Port Truck Driver Arbitration Agreements Found to be Exempt from FAA Coverage and Unenforceable

Port Truck Driver Arbitration Agreements Found to be Exempt from FAA Coverage and Unenforceable

photo credit: Alphast via photopin cc

By Victoria Ni
Managing Attorney & 
Leah Nicholls
Staff Attorney

More good news for port truck drivers fighting for their rights and fighting against arbitration clauses: another group of drivers has succeeded in striking down their company’s alleged arbitration clause. This preserves Labor Commissioner findings that they were employees, and not independent contractors, and an award of nearly $900,000 in back wages in favor of the drivers.

The other good news: the usually all-powerful Federal Arbitration Act didn’t apply.

Yesterday, a California state court held that the drivers’ wage claims could not be sent to arbitration, despite an arbitration clause in written contracts signed by the drivers. It agreed with our briefing that said the FAA did not apply to these contracts because the drivers were workers engaged in foreign or interstate commerce. It turns out that the FAA has an express carve-out for transportation workers, and state law—which was not preempted by the FAA—prohibited the drivers’ wage claims from being arbitrated. The court also said the arbitration clause was so unfair it was unconscionable.

So, the court dismissed the lawsuit Total Transportation Services, Inc. had brought against its own drivers to force them into arbitration.

Yesterday’s arbitration victory is fantastic news for these drivers, and it sends a strong message to trucking companies trying to avoid labor laws by calling their employees “independent contractors” and forcing them into arbitration processes when they complain.

Had the case gone the other way—if the arbitration agreements were enforced—the drivers would have been required to fight for their wage rights in a secret proceeding before an arbitrator paid by the hour by the disputing parties.
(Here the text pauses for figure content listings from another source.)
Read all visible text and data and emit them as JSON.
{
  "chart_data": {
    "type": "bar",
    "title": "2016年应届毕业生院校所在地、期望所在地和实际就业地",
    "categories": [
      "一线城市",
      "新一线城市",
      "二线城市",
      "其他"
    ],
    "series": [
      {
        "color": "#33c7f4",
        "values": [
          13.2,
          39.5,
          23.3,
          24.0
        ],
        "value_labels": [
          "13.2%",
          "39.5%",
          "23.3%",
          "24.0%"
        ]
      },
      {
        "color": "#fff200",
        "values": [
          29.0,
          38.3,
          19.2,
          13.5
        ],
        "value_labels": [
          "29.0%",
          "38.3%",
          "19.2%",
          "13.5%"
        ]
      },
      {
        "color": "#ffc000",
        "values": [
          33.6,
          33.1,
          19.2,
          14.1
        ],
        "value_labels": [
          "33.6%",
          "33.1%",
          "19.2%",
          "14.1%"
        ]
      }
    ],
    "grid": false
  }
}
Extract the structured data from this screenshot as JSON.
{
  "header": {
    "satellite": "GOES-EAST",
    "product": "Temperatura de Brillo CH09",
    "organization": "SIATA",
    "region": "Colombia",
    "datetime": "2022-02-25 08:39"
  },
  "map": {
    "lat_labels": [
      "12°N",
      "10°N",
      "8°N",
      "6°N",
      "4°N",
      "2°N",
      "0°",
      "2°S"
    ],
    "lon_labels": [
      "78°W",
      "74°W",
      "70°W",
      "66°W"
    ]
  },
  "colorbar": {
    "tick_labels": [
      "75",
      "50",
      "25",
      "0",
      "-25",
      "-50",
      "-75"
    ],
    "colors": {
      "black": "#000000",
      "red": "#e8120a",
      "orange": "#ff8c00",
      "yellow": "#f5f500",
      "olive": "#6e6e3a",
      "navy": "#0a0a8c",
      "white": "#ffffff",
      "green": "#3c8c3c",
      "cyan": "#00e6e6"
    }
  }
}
And it wouldn’t have been just any arbitration.

Because TTSI considers the drivers to be independent contractors, the arbitration clause would have sent the claims to commercial arbitration (meant for business disputes), which would have required the drivers to pay much higher up-front fees—in the thousands of dollars—than individuals are normally required to pay. Most, if not all, of the drivers would have had to give up at that point, because they just couldn’t afford the regular arbitration fees, never mind the higher commercial fees.

Plus, the drivers’ hard-fought victories before the California Labor Commissioner would probably have been wiped out. Earlier this year, the Labor Commissioner held hearings and agreed with the drivers’ claims, finding they had been misclassified as independent contractors and that they were entitled to back wages. (TTSI has appealed those awards, but there’s every reason to think the drivers’ claims remain strong.)

Fortunately, the drivers’ arguments challenging the arbitration clause prevailed, and more workers will retain their rights.